Marcus: I was a very good child at the funeral. Didn’t cry. Everyone said, “You’re a grownup now; you have to take care of your mother.” Inside, I wanted to scream at everyone and say, “You did this to him.” I was all alone in the world. I had no one to talk to. To this day our family doesn’t want to talk about it.

Hartley: The most dangerous time for survivors is those first few months after the death, because we are suicidal. This is what nobody wants to talk about. I was so suicidal after my father died. You want to join them. It’s a lot less painful. Survivors are terrified of those feelings.


Marcus: I worry sometimes, when I’m feeling frustrated about work or life, that I’ll end up going down the same path my father did. Ten years after the suicide, I went to therapy. My inclination was to downplay what happened. But it doesn’t help to deny the trauma of a suicide.

Hartley: (who says she had suicidal thoughts and began drinking; she has since quit): After my dad died, I was living in a chaotic state. I would hear gunshots whenever I turned my head to the right. I don’t know how I got through it.
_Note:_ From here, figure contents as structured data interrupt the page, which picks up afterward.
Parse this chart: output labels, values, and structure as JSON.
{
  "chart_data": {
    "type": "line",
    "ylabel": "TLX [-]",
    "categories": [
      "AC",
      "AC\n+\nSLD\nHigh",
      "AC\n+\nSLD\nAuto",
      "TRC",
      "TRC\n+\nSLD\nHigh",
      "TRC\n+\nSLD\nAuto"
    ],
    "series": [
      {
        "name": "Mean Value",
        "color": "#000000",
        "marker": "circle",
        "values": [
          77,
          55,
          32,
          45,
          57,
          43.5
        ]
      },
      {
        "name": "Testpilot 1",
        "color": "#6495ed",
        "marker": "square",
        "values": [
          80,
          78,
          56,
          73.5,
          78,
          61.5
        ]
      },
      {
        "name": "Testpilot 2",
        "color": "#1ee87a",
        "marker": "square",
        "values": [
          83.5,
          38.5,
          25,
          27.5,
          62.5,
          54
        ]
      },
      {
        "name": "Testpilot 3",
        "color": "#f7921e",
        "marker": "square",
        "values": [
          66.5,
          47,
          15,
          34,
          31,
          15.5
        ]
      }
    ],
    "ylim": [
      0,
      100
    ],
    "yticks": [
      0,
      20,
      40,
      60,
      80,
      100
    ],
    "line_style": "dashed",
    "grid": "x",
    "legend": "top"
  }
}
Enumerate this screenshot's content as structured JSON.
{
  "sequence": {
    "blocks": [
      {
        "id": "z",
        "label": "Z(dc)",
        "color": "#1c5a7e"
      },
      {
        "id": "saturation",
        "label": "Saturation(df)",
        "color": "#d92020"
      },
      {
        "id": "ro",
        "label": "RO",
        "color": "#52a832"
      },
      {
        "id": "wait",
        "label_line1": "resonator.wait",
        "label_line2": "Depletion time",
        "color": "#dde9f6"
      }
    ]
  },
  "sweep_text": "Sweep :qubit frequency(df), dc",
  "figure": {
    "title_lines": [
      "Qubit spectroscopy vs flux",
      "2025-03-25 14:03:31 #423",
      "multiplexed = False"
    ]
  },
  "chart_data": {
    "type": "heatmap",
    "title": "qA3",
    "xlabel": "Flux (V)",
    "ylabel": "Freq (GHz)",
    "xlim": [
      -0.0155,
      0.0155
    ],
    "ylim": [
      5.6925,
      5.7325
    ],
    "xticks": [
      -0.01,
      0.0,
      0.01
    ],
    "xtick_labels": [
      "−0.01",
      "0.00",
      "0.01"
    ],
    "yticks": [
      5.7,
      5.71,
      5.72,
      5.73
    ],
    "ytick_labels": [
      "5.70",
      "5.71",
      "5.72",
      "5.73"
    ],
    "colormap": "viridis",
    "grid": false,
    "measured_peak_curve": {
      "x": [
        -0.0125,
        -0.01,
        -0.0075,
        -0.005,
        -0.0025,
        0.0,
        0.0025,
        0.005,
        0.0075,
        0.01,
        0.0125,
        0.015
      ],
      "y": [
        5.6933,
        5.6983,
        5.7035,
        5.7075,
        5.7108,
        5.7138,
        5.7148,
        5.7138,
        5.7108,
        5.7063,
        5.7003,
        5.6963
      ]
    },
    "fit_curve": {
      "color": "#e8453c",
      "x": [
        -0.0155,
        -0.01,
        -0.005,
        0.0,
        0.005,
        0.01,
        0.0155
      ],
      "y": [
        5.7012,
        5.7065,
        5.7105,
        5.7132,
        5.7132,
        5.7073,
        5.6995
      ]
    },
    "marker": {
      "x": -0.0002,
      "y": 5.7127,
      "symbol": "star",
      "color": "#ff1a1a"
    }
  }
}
My therapist helped. My children [she has two children from her second marriage] and my ex-husband helped me enormously.


Hartley: Suicide has a built-in core of stigma, blame, shame, what if, if only, why, I should have known. There are no other deaths like that.

Marcus: The worst thing you can do is not talk about it. Research shows that survivors are eight times more likely to commit suicide than the general population. The best thing you can do to hasten the healing is to drag yourself, and your children, to a suicide survivor support group.


Marcus: People ask me what to say to someone whose loved one has committed suicide. Whatever you do, if you write a note, or call, just don’t ignore them. I felt so ignored after my father died. Don’t walk away. Because what they need most is you.


Officially, more than 30,000 people a year commit suicide. But the actual number may be three to five times higher. Suicide is the second leading cause of death among college students after accidents. The suicide rate among those 65 and older rose 9 percent between 1980 and 1992, after a 40-year decline. The suicide rate for children ages 10-14 has more than doubled over the past 10 years. Three-quarters of suicides are committed by white males.